The case of Israel’s Iron Dome missile-defense system will continue to be instructive. Iron Dome has reportedly performed very well in testing, impressing expert observers and encouraging missile-defense advocates. (See here, here, and here for a taste of the reporting on it.) But the IDF announced this week that it will be putting Iron Dome in storage for the time being, bringing it out for deployment only in the case of dramatic increases in rocket and missile attacks.

Although the IDF complained about Iron Dome’s cost this summer (see link above), the U.S. has added substantial funding for missile-defense systems to our defense package for Israel. The thrust of Obama’s policy response to the threat from Iran is, in fact, expanding missile-defense options for Israel. Putting Iron Dome in storage is therefore unlikely to be a result of simple cost or training concerns. It’s more useful instead to parse this decision in terms of overall national-defense policy.

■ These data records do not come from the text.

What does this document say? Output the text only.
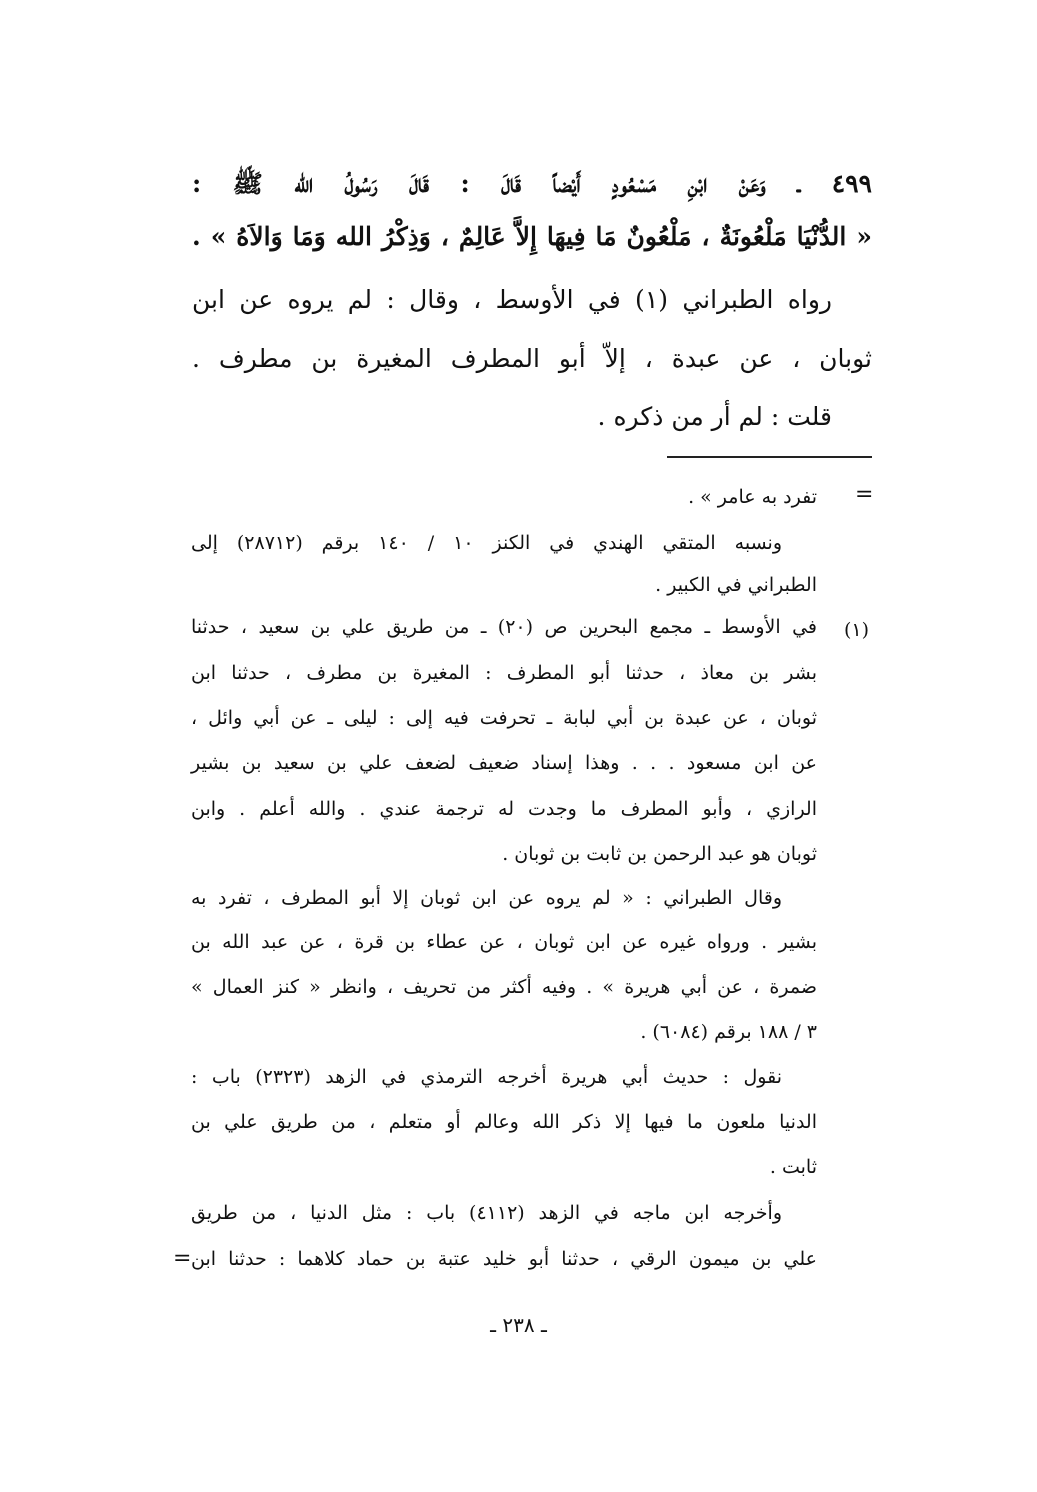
٤٩٩ ـ وَعَنْ ابْنِ مَسْعُودٍ أَيْضاً قَالَ : قَالَ رَسُولُ الله ﷺ :
« الدُّنْيَا مَلْعُونَةٌ ، مَلْعُونٌ مَا فِيهَا إِلاَّ عَالِمٌ ، وَذِكْرُ الله وَمَا وَالاَهُ » .
رواه الطبراني (١) في الأوسط ، وقال : لم يروه عن ابن
ثوبان ، عن عبدة ، إلاّ أبو المطرف المغيرة بن مطرف .
قلت : لم أر من ذكره .
=
تفرد به عامر » .
ونسبه المتقي الهندي في الكنز ١٠ / ١٤٠ برقم (٢٨٧١٢) إلى
الطبراني في الكبير .
(١)
في الأوسط ـ مجمع البحرين ص (٢٠) ـ من طريق علي بن سعيد ، حدثنا
بشر بن معاذ ، حدثنا أبو المطرف : المغيرة بن مطرف ، حدثنا ابن
ثوبان ، عن عبدة بن أبي لبابة ـ تحرفت فيه إلى : ليلى ـ عن أبي وائل ،
عن ابن مسعود . . . وهذا إسناد ضعيف لضعف علي بن سعيد بن بشير
الرازي ، وأبو المطرف ما وجدت له ترجمة عندي . والله أعلم . وابن
ثوبان هو عبد الرحمن بن ثابت بن ثوبان .
وقال الطبراني : « لم يروه عن ابن ثوبان إلا أبو المطرف ، تفرد به
بشير . ورواه غيره عن ابن ثوبان ، عن عطاء بن قرة ، عن عبد الله بن
ضمرة ، عن أبي هريرة » . وفيه أكثر من تحريف ، وانظر « كنز العمال »
٣ / ١٨٨ برقم (٦٠٨٤) .
نقول : حديث أبي هريرة أخرجه الترمذي في الزهد (٢٣٢٣) باب :
الدنيا ملعون ما فيها إلا ذكر الله وعالم أو متعلم ، من طريق علي بن
ثابت .
وأخرجه ابن ماجه في الزهد (٤١١٢) باب : مثل الدنيا ، من طريق
علي بن ميمون الرقي ، حدثنا أبو خليد عتبة بن حماد كلاهما : حدثنا ابن
=
ـ ٢٣٨ ـ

Other nations seeking to defend their populations with missile shields may well run into the decision factors Israel now faces. So we should pay attention to what they are. There are downsides to keeping Iron Dome constantly deployed: one is simply that terrorist attackers will know where its components are situated and become accustomed to what it looks like. Even if the components were moved around regularly, they would be more susceptible to sabotage and easier to analyze and defeat — particularly if using them from time to time gave attackers a chance to observe them in operation. Israel’s small size only amplifies this drawback.

Two other factors are more political and strategic in nature; they have to do with the environment of expectations in which Israel would operate with a constantly deployed Iron Dome system. The IDF spokesmen quoted in the linked articles above allude to one of these factors: the expectations of the Israeli people about being defended. Iron Dome is unlikely to intercept all incoming rockets or missiles. Its deployment should not create a basis for complacency. But it could easily do so — and thereby produce a new set of mistargeted political pressures on national-security policy.

In the same vein, the defensive promise of Iron Dome could well raise expectations, both inside Israel and abroad, that its deployment obviated the need for Israel to hold key territory and keep it cleared of terrorists and their weaponry. That conclusion would be false, but I imagine most readers see how quickly it would be drawn — and how vigorously it would be advanced as a talking point against Israel’s other irreducible security requirements. This effect on expectations would be felt in the peace-process negotiations but would also be a factor in the international approach to Iran.

A missile shield alone is not all Israel needs for security. And as a general rule, a missile shield should not be used as an excuse to let overall security conditions deteriorate. That outcome would be more than likely if Israel began deploying Iron Dome on a constant basis right now. Missile defense is necessary and useful, but it can’t be a substitute for a multifaceted national defense, one that includes a policy of suppressing threats rather than waiting passively to be attacked. These developing security-policy dynamics are not by any means unique to Israel’s situation. We should watch and learn from them.